Black Radical Humanism and the Problem of Freedom
President's Room in Memorial Student Union
Since the inception of Atlantic slave system, the degree of systemic violence that Western societies have perpetrated upon African and Afro-descended peoples is astonishing. Its staggering scope, intensity, and chronicity have been intrinsic to the making of the modern world. Attention is often called to how this violence has been mediated by European conceptions of humanism, humanity, and the human. Yet central to many of this community’s most important radical thinkers -- inseparable from their reflections on racism, domination, and emancipation -- is a commitment to what can only be called radical humanism. Scholars often treat this as a puzzle to be solved or problem to be explained. In contrast, I am interested in examining precisely the humanism of their radicalism and the radicalism of their humanism. Doing so, I believe, will illuminate a particular current or tradition of 20th century black radicalism that developed in the U.S., the Caribbean, Europe, and Africa, in both Anglophone and Francophone contexts. It may help us to better engage the issues with which they grappled – not only the color bar, racial capitalism, and colonial imperialism, but the very problem of freedom, the meaning of emancipation, and the possibility of a good life under modern conditions.
Running through this study is an argument about the parallels, intersections, and productive tensions between this form of black radical humanism and 20th century heterodox Marxism. Central to the project are close readings of W.E.B. Dubois, CLR James, Aimé Césaire, Édouard Glissant, Stuart Hall, and Paul Gilroy in relation to their insurgent or maroon predecessors and their feminist, postcolonial, or Afro-Pessimist successors.

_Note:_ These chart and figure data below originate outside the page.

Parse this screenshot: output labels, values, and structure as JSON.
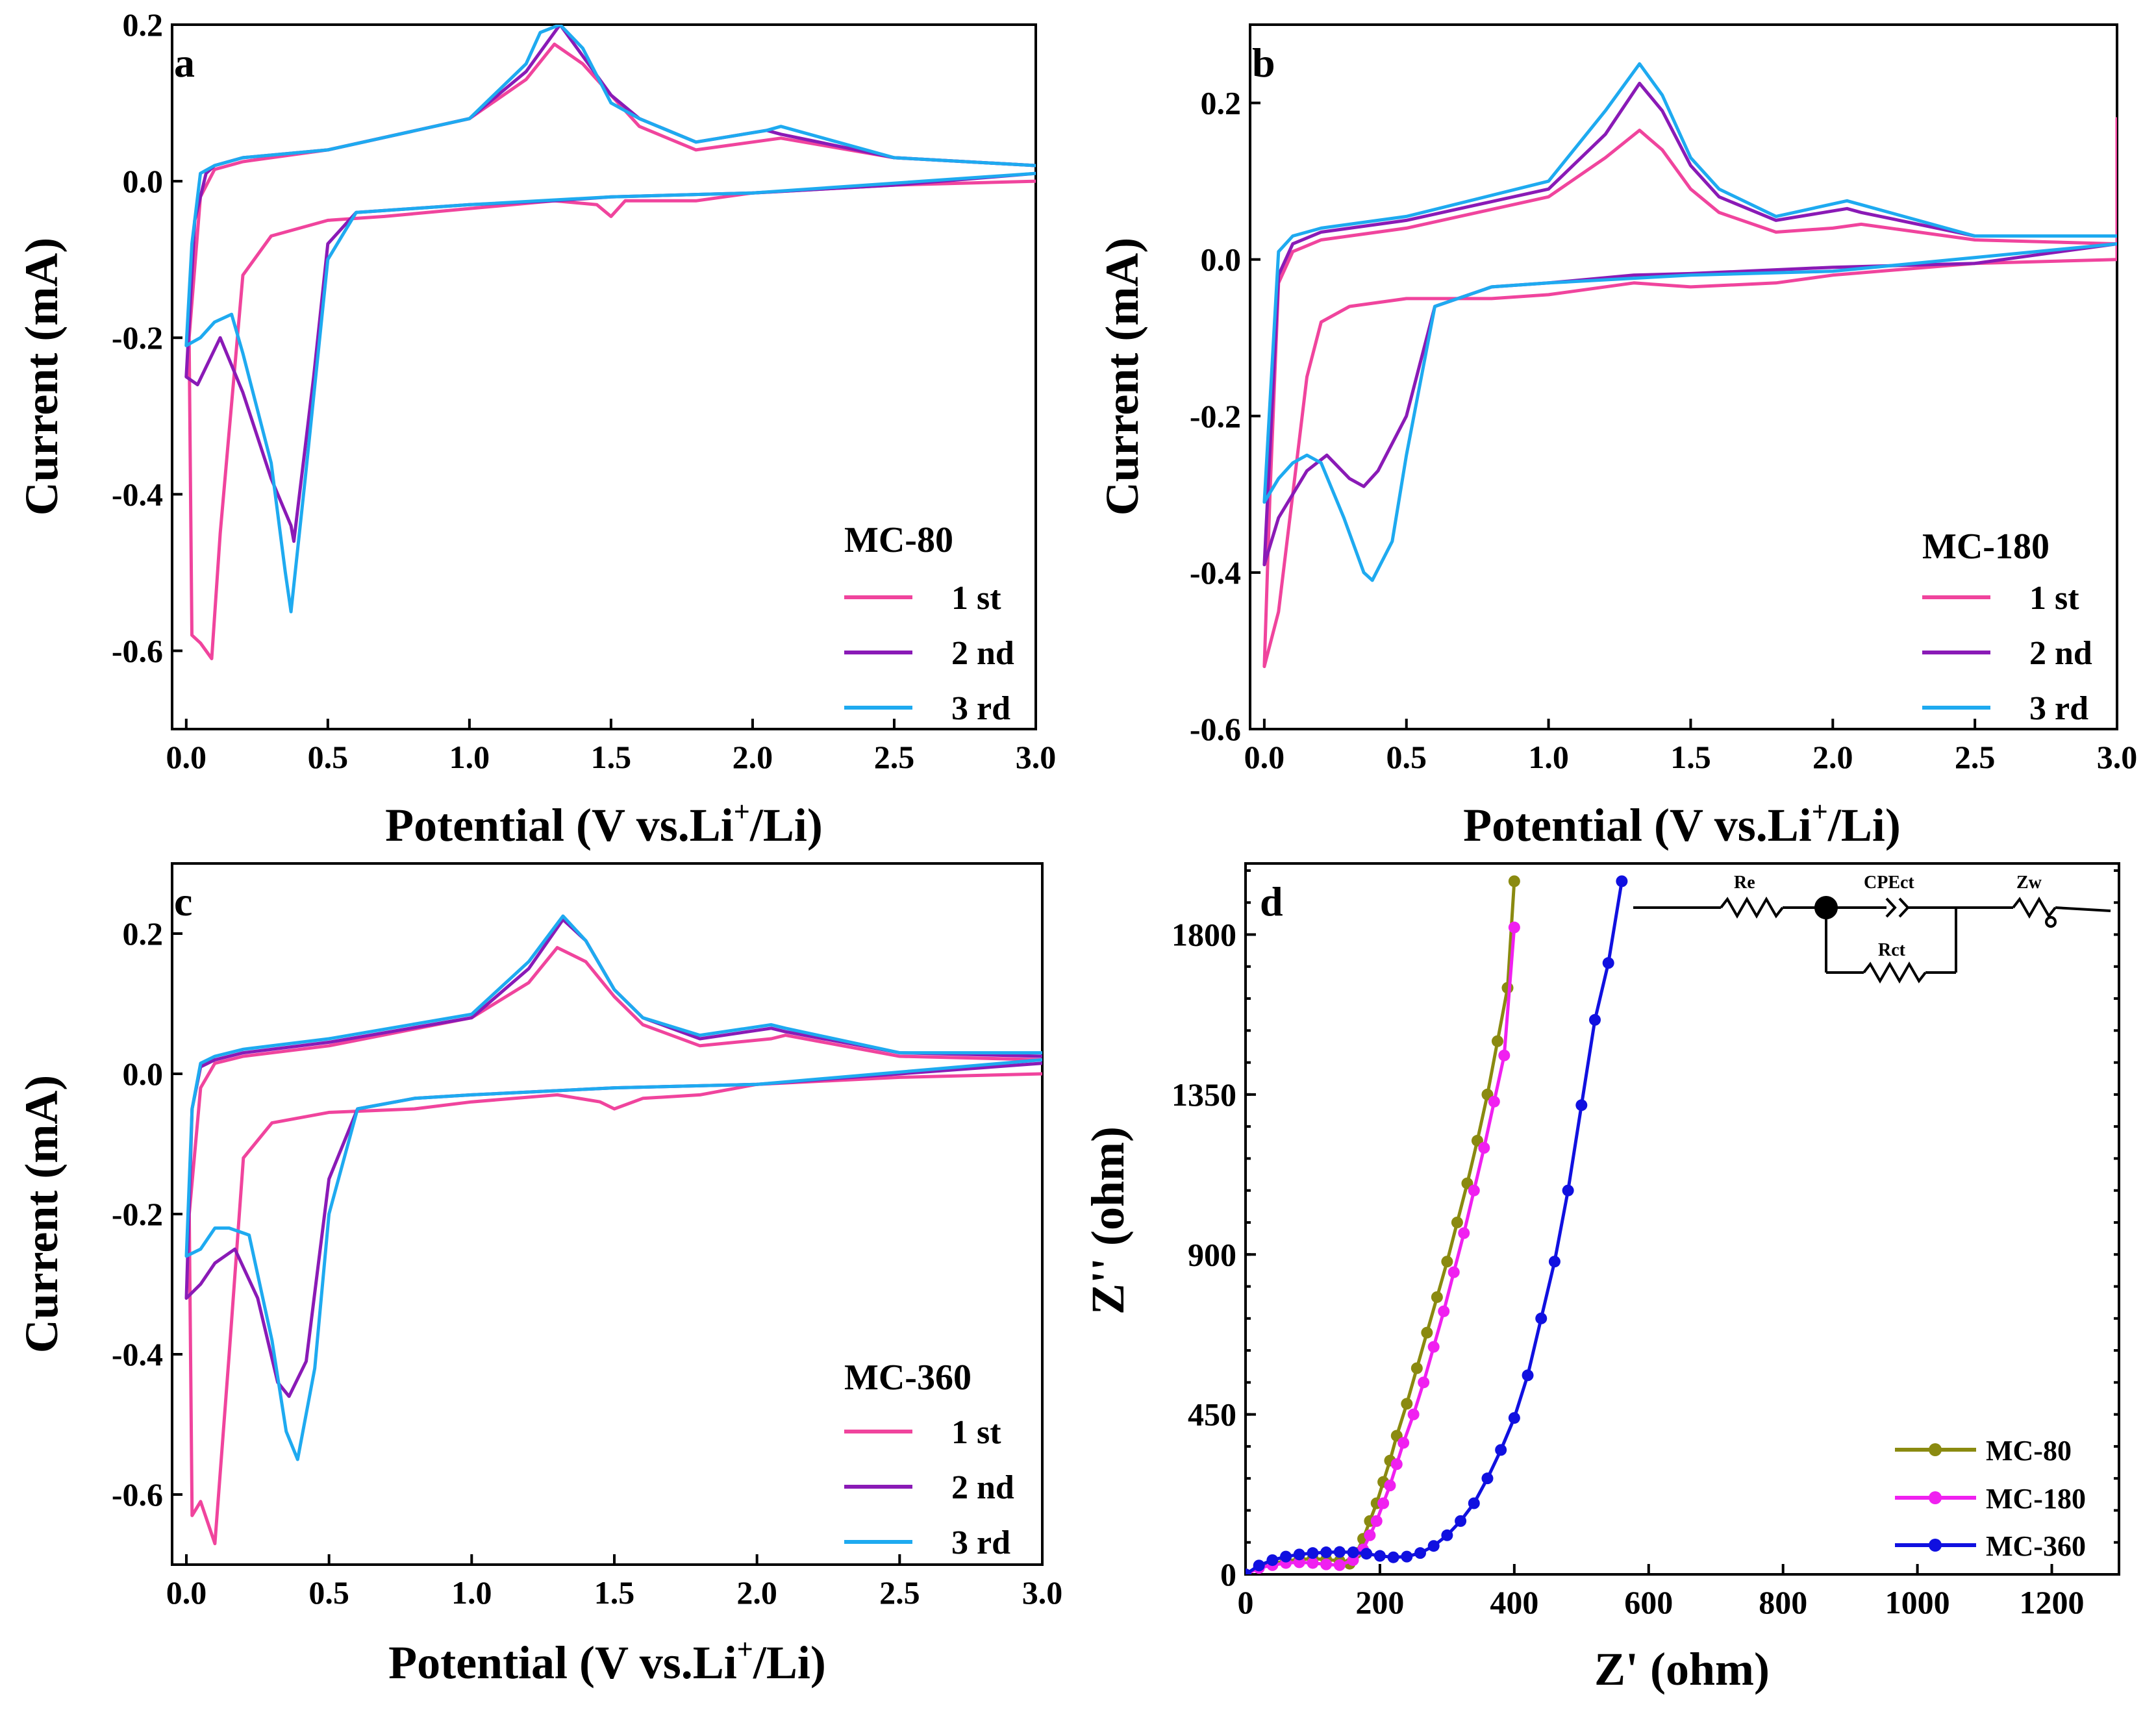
{
  "colors": {
    "cycle1": "#f0449d",
    "cycle2": "#8a1ab6",
    "cycle3": "#1eaaf0",
    "mc80": "#8a8a10",
    "mc180": "#f020f0",
    "mc360": "#1010e0"
  },
  "chart_data": [
    {
      "id": "a",
      "type": "line",
      "panel_label": "a",
      "xlabel": "Potential (V vs.Li⁺/Li)",
      "ylabel": "Current (mA)",
      "xlim": [
        -0.05,
        3.0
      ],
      "ylim": [
        -0.7,
        0.2
      ],
      "xticks": [
        "0.0",
        "0.5",
        "1.0",
        "1.5",
        "2.0",
        "2.5",
        "3.0"
      ],
      "yticks": [
        "0.2",
        "0.0",
        "-0.2",
        "-0.4",
        "-0.6"
      ],
      "legend_title": "MC-80",
      "series": [
        {
          "name": "1 st",
          "color_key": "cycle1",
          "x": [
            3.0,
            2.5,
            2.1,
            2.0,
            1.8,
            1.6,
            1.5,
            1.4,
            1.3,
            1.2,
            1.0,
            0.5,
            0.2,
            0.1,
            0.05,
            0.01,
            0.02,
            0.05,
            0.09,
            0.12,
            0.2,
            0.3,
            0.5,
            0.7,
            1.0,
            1.3,
            1.45,
            1.5,
            1.55,
            1.8,
            2.0,
            2.5,
            3.0
          ],
          "y": [
            0.02,
            0.03,
            0.055,
            0.05,
            0.04,
            0.07,
            0.11,
            0.15,
            0.175,
            0.13,
            0.08,
            0.04,
            0.025,
            0.015,
            -0.02,
            -0.2,
            -0.58,
            -0.59,
            -0.61,
            -0.45,
            -0.12,
            -0.07,
            -0.05,
            -0.045,
            -0.035,
            -0.025,
            -0.03,
            -0.045,
            -0.025,
            -0.025,
            -0.015,
            -0.005,
            0.0
          ]
        },
        {
          "name": "2 nd",
          "color_key": "cycle2",
          "x": [
            3.0,
            2.5,
            2.1,
            2.05,
            1.8,
            1.6,
            1.5,
            1.4,
            1.32,
            1.2,
            1.0,
            0.5,
            0.2,
            0.1,
            0.07,
            0.03,
            0.0,
            0.04,
            0.12,
            0.2,
            0.3,
            0.37,
            0.38,
            0.45,
            0.5,
            0.6,
            0.8,
            1.0,
            1.3,
            1.5,
            2.0,
            2.5,
            3.0
          ],
          "y": [
            0.02,
            0.03,
            0.06,
            0.065,
            0.05,
            0.08,
            0.11,
            0.16,
            0.2,
            0.14,
            0.08,
            0.04,
            0.03,
            0.02,
            0.01,
            -0.05,
            -0.25,
            -0.26,
            -0.2,
            -0.27,
            -0.38,
            -0.44,
            -0.46,
            -0.25,
            -0.08,
            -0.04,
            -0.035,
            -0.03,
            -0.025,
            -0.02,
            -0.015,
            -0.005,
            0.01
          ]
        },
        {
          "name": "3 rd",
          "color_key": "cycle3",
          "x": [
            3.0,
            2.5,
            2.1,
            2.05,
            1.8,
            1.6,
            1.5,
            1.4,
            1.32,
            1.25,
            1.2,
            1.0,
            0.5,
            0.2,
            0.1,
            0.05,
            0.02,
            0.0,
            0.05,
            0.1,
            0.16,
            0.2,
            0.3,
            0.35,
            0.37,
            0.42,
            0.5,
            0.6,
            0.8,
            1.0,
            1.5,
            2.0,
            3.0
          ],
          "y": [
            0.02,
            0.03,
            0.07,
            0.065,
            0.05,
            0.08,
            0.1,
            0.17,
            0.2,
            0.19,
            0.15,
            0.08,
            0.04,
            0.03,
            0.02,
            0.01,
            -0.08,
            -0.21,
            -0.2,
            -0.18,
            -0.17,
            -0.22,
            -0.36,
            -0.5,
            -0.55,
            -0.38,
            -0.1,
            -0.04,
            -0.035,
            -0.03,
            -0.02,
            -0.015,
            0.01
          ]
        }
      ]
    },
    {
      "id": "b",
      "type": "line",
      "panel_label": "b",
      "xlabel": "Potential (V vs.Li⁺/Li)",
      "ylabel": "Current (mA)",
      "xlim": [
        -0.05,
        3.0
      ],
      "ylim": [
        -0.6,
        0.3
      ],
      "xticks": [
        "0.0",
        "0.5",
        "1.0",
        "1.5",
        "2.0",
        "2.5",
        "3.0"
      ],
      "yticks": [
        "0.2",
        "0.0",
        "-0.2",
        "-0.4",
        "-0.6"
      ],
      "legend_title": "MC-180",
      "series": [
        {
          "name": "1 st",
          "color_key": "cycle1",
          "x": [
            3.0,
            2.5,
            2.1,
            2.0,
            1.8,
            1.6,
            1.5,
            1.4,
            1.32,
            1.2,
            1.0,
            0.5,
            0.2,
            0.1,
            0.05,
            0.02,
            0.0,
            0.05,
            0.1,
            0.15,
            0.2,
            0.3,
            0.5,
            0.8,
            1.0,
            1.3,
            1.5,
            1.8,
            2.0,
            2.5,
            3.0,
            3.0
          ],
          "y": [
            0.02,
            0.025,
            0.045,
            0.04,
            0.035,
            0.06,
            0.09,
            0.14,
            0.165,
            0.13,
            0.08,
            0.04,
            0.025,
            0.01,
            -0.03,
            -0.3,
            -0.52,
            -0.45,
            -0.3,
            -0.15,
            -0.08,
            -0.06,
            -0.05,
            -0.05,
            -0.045,
            -0.03,
            -0.035,
            -0.03,
            -0.02,
            -0.005,
            0.0,
            0.18
          ]
        },
        {
          "name": "2 nd",
          "color_key": "cycle2",
          "x": [
            3.0,
            2.5,
            2.1,
            2.05,
            1.8,
            1.6,
            1.5,
            1.4,
            1.32,
            1.2,
            1.0,
            0.5,
            0.2,
            0.1,
            0.05,
            0.0,
            0.05,
            0.1,
            0.15,
            0.22,
            0.3,
            0.35,
            0.4,
            0.5,
            0.6,
            0.8,
            1.0,
            1.3,
            1.5,
            2.0,
            2.5,
            3.0
          ],
          "y": [
            0.03,
            0.03,
            0.06,
            0.065,
            0.05,
            0.08,
            0.12,
            0.19,
            0.225,
            0.16,
            0.09,
            0.05,
            0.035,
            0.02,
            -0.02,
            -0.39,
            -0.33,
            -0.3,
            -0.27,
            -0.25,
            -0.28,
            -0.29,
            -0.27,
            -0.2,
            -0.06,
            -0.035,
            -0.03,
            -0.02,
            -0.018,
            -0.01,
            -0.005,
            0.02
          ]
        },
        {
          "name": "3 rd",
          "color_key": "cycle3",
          "x": [
            3.0,
            2.5,
            2.1,
            2.05,
            1.8,
            1.6,
            1.5,
            1.4,
            1.32,
            1.2,
            1.0,
            0.5,
            0.2,
            0.1,
            0.05,
            0.0,
            0.05,
            0.1,
            0.15,
            0.2,
            0.28,
            0.35,
            0.38,
            0.45,
            0.5,
            0.6,
            0.8,
            1.0,
            1.5,
            2.0,
            3.0
          ],
          "y": [
            0.03,
            0.03,
            0.07,
            0.075,
            0.055,
            0.09,
            0.13,
            0.21,
            0.25,
            0.19,
            0.1,
            0.055,
            0.04,
            0.03,
            0.01,
            -0.31,
            -0.28,
            -0.26,
            -0.25,
            -0.26,
            -0.33,
            -0.4,
            -0.41,
            -0.36,
            -0.25,
            -0.06,
            -0.035,
            -0.03,
            -0.02,
            -0.015,
            0.02
          ]
        }
      ]
    },
    {
      "id": "c",
      "type": "line",
      "panel_label": "c",
      "xlabel": "Potential (V vs.Li⁺/Li)",
      "ylabel": "Current (mA)",
      "xlim": [
        -0.05,
        3.0
      ],
      "ylim": [
        -0.7,
        0.3
      ],
      "xticks": [
        "0.0",
        "0.5",
        "1.0",
        "1.5",
        "2.0",
        "2.5",
        "3.0"
      ],
      "yticks": [
        "0.2",
        "0.0",
        "-0.2",
        "-0.4",
        "-0.6"
      ],
      "legend_title": "MC-360",
      "series": [
        {
          "name": "1 st",
          "color_key": "cycle1",
          "x": [
            3.0,
            2.5,
            2.1,
            2.05,
            1.8,
            1.6,
            1.5,
            1.4,
            1.3,
            1.2,
            1.0,
            0.5,
            0.2,
            0.1,
            0.05,
            0.01,
            0.02,
            0.05,
            0.1,
            0.15,
            0.2,
            0.3,
            0.5,
            0.8,
            1.0,
            1.3,
            1.45,
            1.5,
            1.6,
            1.8,
            2.0,
            2.5,
            3.0
          ],
          "y": [
            0.02,
            0.025,
            0.055,
            0.05,
            0.04,
            0.07,
            0.11,
            0.16,
            0.18,
            0.13,
            0.08,
            0.04,
            0.025,
            0.015,
            -0.02,
            -0.2,
            -0.63,
            -0.61,
            -0.67,
            -0.4,
            -0.12,
            -0.07,
            -0.055,
            -0.05,
            -0.04,
            -0.03,
            -0.04,
            -0.05,
            -0.035,
            -0.03,
            -0.015,
            -0.005,
            0.0
          ]
        },
        {
          "name": "2 nd",
          "color_key": "cycle2",
          "x": [
            3.0,
            2.5,
            2.1,
            2.05,
            1.8,
            1.6,
            1.5,
            1.4,
            1.32,
            1.2,
            1.0,
            0.5,
            0.2,
            0.1,
            0.05,
            0.02,
            0.0,
            0.05,
            0.1,
            0.17,
            0.25,
            0.32,
            0.36,
            0.42,
            0.5,
            0.6,
            0.8,
            1.0,
            1.5,
            2.0,
            3.0
          ],
          "y": [
            0.025,
            0.03,
            0.06,
            0.065,
            0.05,
            0.08,
            0.12,
            0.19,
            0.22,
            0.15,
            0.08,
            0.045,
            0.03,
            0.02,
            0.01,
            -0.05,
            -0.32,
            -0.3,
            -0.27,
            -0.25,
            -0.32,
            -0.44,
            -0.46,
            -0.41,
            -0.15,
            -0.05,
            -0.035,
            -0.03,
            -0.02,
            -0.015,
            0.015
          ]
        },
        {
          "name": "3 rd",
          "color_key": "cycle3",
          "x": [
            3.0,
            2.5,
            2.1,
            2.05,
            1.8,
            1.6,
            1.5,
            1.4,
            1.32,
            1.2,
            1.0,
            0.5,
            0.2,
            0.1,
            0.05,
            0.02,
            0.0,
            0.05,
            0.1,
            0.15,
            0.22,
            0.3,
            0.35,
            0.39,
            0.45,
            0.5,
            0.6,
            0.8,
            1.0,
            1.5,
            2.0,
            3.0
          ],
          "y": [
            0.03,
            0.03,
            0.065,
            0.07,
            0.055,
            0.08,
            0.12,
            0.19,
            0.225,
            0.16,
            0.085,
            0.05,
            0.035,
            0.025,
            0.015,
            -0.05,
            -0.26,
            -0.25,
            -0.22,
            -0.22,
            -0.23,
            -0.38,
            -0.51,
            -0.55,
            -0.42,
            -0.2,
            -0.05,
            -0.035,
            -0.03,
            -0.02,
            -0.015,
            0.02
          ]
        }
      ]
    },
    {
      "id": "d",
      "type": "scatter",
      "panel_label": "d",
      "xlabel": "Z' (ohm)",
      "ylabel": "Z'' (ohm)",
      "xlim": [
        0,
        1300
      ],
      "ylim": [
        0,
        2000
      ],
      "xticks": [
        "0",
        "200",
        "400",
        "600",
        "800",
        "1000",
        "1200"
      ],
      "yticks": [
        "1800",
        "1350",
        "900",
        "450",
        "0"
      ],
      "circuit": {
        "re": "Re",
        "cpe": "CPEct",
        "zw": "Zw",
        "rct": "Rct"
      },
      "series": [
        {
          "name": "MC-80",
          "color_key": "mc80",
          "x": [
            0,
            20,
            40,
            60,
            80,
            100,
            120,
            140,
            155,
            165,
            175,
            185,
            195,
            205,
            215,
            225,
            240,
            255,
            270,
            285,
            300,
            315,
            330,
            345,
            360,
            375,
            390,
            400
          ],
          "y": [
            0,
            20,
            30,
            38,
            42,
            44,
            42,
            38,
            30,
            60,
            100,
            150,
            200,
            260,
            320,
            390,
            480,
            580,
            680,
            780,
            880,
            990,
            1100,
            1220,
            1350,
            1500,
            1650,
            1950
          ]
        },
        {
          "name": "MC-180",
          "color_key": "mc180",
          "x": [
            0,
            20,
            40,
            60,
            80,
            100,
            120,
            140,
            160,
            175,
            185,
            195,
            205,
            215,
            225,
            235,
            250,
            265,
            280,
            295,
            310,
            325,
            340,
            355,
            370,
            385,
            400
          ],
          "y": [
            0,
            18,
            26,
            32,
            34,
            32,
            28,
            26,
            40,
            70,
            110,
            150,
            200,
            250,
            310,
            370,
            450,
            540,
            640,
            740,
            850,
            960,
            1080,
            1200,
            1330,
            1460,
            1820
          ]
        },
        {
          "name": "MC-360",
          "color_key": "mc360",
          "x": [
            0,
            20,
            40,
            60,
            80,
            100,
            120,
            140,
            160,
            180,
            200,
            220,
            240,
            260,
            280,
            300,
            320,
            340,
            360,
            380,
            400,
            420,
            440,
            460,
            480,
            500,
            520,
            540,
            560
          ],
          "y": [
            0,
            25,
            40,
            50,
            56,
            60,
            62,
            63,
            62,
            58,
            52,
            48,
            50,
            60,
            80,
            110,
            150,
            200,
            270,
            350,
            440,
            560,
            720,
            880,
            1080,
            1320,
            1560,
            1720,
            1950
          ]
        }
      ]
    }
  ]
}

Gary Wilder is a Professor in the Ph.D. Programs of Anthropology and History and Director of the Committee on Globalization and Social Change at the Graduate Center of the City University of New York. He is the author of Freedom Time: Negritude, Decolonization, and the Future of the World (Duke University Press, 2015) and The French Imperial Nation-State: Negritude and Colonial Humanism Between the World Wars (University of Chicago Press, 2005). In Spring 2018 he co-authored Theses on Theory and History, an open source digital publication, with Ethan Kleinberg and Joan Wallach Scott. He is currently completing a book entitled “Untimely History, Unhomely Times: On the Politics of Temporality and Solidarity” and working on another about black radical humanism in the Atlantic world provisionally entitled “After the Revolution, or More Abundant Life.”